Rolex, Cartier and Audemars Piguet on the podium of best-selling brands
The ninth edition of Swiss Watcher 2025, the report on the Swiss watch industry produced by Morgan Stanley with LuxeConsult, confirms the polarisation of the market: the top four brands generate 55% of global turnover
Morgan Stanley Research presented Swiss Watcher 2025, its annual report on the Swiss watch industry, which it produces together with LuxeConsult. The study, now in its ninth edition, takes a snapshot of the performance of the top 50 brands, estimating their sales, turnover and market share.
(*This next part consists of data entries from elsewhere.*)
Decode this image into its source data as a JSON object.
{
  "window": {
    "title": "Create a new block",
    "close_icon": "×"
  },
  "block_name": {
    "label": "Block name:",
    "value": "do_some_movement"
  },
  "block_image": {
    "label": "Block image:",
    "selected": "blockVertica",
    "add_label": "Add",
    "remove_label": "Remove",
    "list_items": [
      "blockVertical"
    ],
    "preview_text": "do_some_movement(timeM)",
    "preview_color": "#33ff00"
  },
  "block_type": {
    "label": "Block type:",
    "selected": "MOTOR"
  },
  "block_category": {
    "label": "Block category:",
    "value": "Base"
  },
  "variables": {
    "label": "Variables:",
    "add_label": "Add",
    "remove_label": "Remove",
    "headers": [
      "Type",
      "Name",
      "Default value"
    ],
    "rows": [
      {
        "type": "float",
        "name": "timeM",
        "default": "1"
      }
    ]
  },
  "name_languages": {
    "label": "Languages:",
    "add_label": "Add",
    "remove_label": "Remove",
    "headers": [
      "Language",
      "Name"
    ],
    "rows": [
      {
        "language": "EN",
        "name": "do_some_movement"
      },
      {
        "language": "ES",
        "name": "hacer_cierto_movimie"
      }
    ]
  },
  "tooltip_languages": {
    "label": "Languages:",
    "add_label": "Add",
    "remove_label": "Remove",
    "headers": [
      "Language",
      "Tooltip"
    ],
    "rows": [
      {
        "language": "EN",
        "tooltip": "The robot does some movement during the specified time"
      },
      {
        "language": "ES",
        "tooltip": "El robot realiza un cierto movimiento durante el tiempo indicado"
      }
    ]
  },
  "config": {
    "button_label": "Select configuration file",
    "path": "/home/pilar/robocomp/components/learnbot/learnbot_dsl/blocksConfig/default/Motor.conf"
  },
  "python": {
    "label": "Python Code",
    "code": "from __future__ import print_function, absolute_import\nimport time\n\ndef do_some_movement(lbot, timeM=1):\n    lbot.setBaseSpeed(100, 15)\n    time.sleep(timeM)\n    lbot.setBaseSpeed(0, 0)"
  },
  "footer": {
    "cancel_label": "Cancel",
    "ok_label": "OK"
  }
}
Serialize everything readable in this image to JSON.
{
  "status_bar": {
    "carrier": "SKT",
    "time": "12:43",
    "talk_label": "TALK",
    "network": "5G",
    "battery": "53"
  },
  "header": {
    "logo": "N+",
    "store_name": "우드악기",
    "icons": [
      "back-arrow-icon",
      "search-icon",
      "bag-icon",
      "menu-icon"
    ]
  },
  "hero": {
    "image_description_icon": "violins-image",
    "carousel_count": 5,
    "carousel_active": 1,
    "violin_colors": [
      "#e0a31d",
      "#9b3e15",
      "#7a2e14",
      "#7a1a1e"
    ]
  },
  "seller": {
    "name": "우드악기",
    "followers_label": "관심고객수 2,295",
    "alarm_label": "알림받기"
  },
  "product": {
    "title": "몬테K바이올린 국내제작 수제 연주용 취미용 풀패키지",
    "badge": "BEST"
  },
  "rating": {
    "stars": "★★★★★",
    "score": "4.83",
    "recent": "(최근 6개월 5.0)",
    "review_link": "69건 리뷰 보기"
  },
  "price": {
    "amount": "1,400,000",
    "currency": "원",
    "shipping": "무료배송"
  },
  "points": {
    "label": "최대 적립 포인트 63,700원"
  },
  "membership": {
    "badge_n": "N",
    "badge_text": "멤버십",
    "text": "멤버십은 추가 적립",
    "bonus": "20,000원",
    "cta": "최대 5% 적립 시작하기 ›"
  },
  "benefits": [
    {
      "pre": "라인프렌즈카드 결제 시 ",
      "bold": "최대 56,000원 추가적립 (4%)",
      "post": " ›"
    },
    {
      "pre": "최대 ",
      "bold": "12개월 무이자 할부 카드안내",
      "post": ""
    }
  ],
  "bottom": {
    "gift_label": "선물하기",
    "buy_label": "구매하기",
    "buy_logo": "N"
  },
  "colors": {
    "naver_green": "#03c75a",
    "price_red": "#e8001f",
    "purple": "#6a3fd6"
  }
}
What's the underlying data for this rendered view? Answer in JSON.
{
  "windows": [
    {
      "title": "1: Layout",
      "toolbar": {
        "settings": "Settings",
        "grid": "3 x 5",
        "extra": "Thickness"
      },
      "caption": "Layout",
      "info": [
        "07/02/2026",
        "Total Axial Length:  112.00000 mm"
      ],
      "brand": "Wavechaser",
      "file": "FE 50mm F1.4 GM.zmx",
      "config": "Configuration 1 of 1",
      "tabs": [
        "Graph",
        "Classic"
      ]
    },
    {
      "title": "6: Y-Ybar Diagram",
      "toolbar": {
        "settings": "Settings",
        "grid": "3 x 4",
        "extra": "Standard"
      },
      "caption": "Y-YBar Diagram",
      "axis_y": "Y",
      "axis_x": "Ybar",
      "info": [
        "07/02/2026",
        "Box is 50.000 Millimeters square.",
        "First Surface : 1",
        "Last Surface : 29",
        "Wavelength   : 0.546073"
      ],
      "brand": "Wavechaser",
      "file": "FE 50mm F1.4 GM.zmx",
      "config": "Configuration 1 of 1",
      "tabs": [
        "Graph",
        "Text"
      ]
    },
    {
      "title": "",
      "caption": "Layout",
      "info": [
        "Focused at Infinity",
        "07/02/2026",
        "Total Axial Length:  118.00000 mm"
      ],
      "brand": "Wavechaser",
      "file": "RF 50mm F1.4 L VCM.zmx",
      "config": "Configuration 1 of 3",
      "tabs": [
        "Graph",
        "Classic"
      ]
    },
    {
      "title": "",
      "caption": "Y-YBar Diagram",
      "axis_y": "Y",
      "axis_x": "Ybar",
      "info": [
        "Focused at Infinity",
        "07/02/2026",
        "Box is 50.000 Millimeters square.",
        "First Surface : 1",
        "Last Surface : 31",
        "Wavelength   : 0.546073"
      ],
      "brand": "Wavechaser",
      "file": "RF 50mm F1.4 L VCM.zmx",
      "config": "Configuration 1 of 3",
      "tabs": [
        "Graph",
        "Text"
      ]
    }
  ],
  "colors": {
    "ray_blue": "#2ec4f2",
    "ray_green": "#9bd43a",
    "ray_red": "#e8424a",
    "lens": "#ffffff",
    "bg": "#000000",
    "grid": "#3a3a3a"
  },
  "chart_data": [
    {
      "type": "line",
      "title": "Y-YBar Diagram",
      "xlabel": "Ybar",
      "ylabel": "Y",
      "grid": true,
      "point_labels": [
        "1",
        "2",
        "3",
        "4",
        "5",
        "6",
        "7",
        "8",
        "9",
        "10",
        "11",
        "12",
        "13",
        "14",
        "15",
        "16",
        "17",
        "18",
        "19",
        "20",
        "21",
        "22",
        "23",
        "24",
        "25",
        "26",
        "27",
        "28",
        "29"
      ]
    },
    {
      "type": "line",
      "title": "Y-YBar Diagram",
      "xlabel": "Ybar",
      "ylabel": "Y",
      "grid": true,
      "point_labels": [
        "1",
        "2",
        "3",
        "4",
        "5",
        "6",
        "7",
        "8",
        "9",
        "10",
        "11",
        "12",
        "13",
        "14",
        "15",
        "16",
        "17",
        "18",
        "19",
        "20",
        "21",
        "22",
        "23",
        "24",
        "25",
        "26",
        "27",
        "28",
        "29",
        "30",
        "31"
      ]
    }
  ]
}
Figures released by the Fédération de l'industrie horlogère suisse (Fh) outline the context: in 2025, exports of Swiss watches worldwide dropped by 1.7% in value, while the Morgan Stanley report quantified the overall value of retail sales at 49 billion Swiss francs (over 54 billion euros), excluding taxes.
Among the points highlighted was an increasingly evident polarisation of the market by the most representative brands, which continue to gain share, with the top four of these holding 55% (it was 52.4% in 2024) out of a total of around 450 Swiss brands: Rolex 32.9%, Cartier 8.7%, Patek Philippe 7% and Omega 6.4%. Equally in evidence is the weight of exports of models costing over CHF 50,000, which was 37% in 2025 (it was 33.5% in 2024), despite being a segment representing only 1.4% of the total number of pieces.
Looking specifically at the performance of the top brands, the report estimated a turnover for Rolex of 11 billion francs (+4% on 2024 with 1.15 million units sold), for Cartier of 3.5 billion (+10% on 2024 with 695 thousand units sold), for Audemars Piguet by 2.6 billion (+9% on 2024 with 53 thousand units sold), for Patek Philippe by 2.5 billion (+9% over 2024 with 72,000 units sold), for Omega by 2.2 billion (-8% over 2024 with 460,000 units sold), for Richard Mille by 1.75 billion (+9% over 2024 with 5,960 units sold), for Longines by 920 million (-18% over 2024 with 780,000 units sold).
In terms of market share, the Rolex Group (which includes Tudor) scored 34.4%, followed by Richemont (Cartier, Vacheron Constantin, Iwc, Jaeger-LeCoultre, Van Cleef & Arpels and Panerai, among others) with 17.6%, Swatch Group (Omega, Longines, Swatch, Tissot, Breguet and Blancpain, among others) with 16.1% and Lvmh (Bulgari, Tag Heuer, Hublot, Louis Vuitton and Zenith, among others) with 5.3%. Within Lvmh, the study highlighted the 9% growth in Louis Vuitton's market share (estimated sales of CHF 165 million), emphasising its positioning work towards haute horlogerie, while independent brands such as F.P. Journe, H. Moser & Cie, MB & F and Christopher Ward were mentioned for their solid results.
Following the report, the Swatch Group took a tough stance on the evaluations that emerged on the performance of its brands. A few days ago, the Swiss watchmaking group published a very detailed open letter on its website addressed to Morgan Stanley in which it contested the methodology of the research, stating that "data and statements contained in the report are unreliable and unverifiable", adding that "the numbers on the actual turnover of our brands deviate by an average of 24% from those in the report". The group also wrote that it might consider legal action.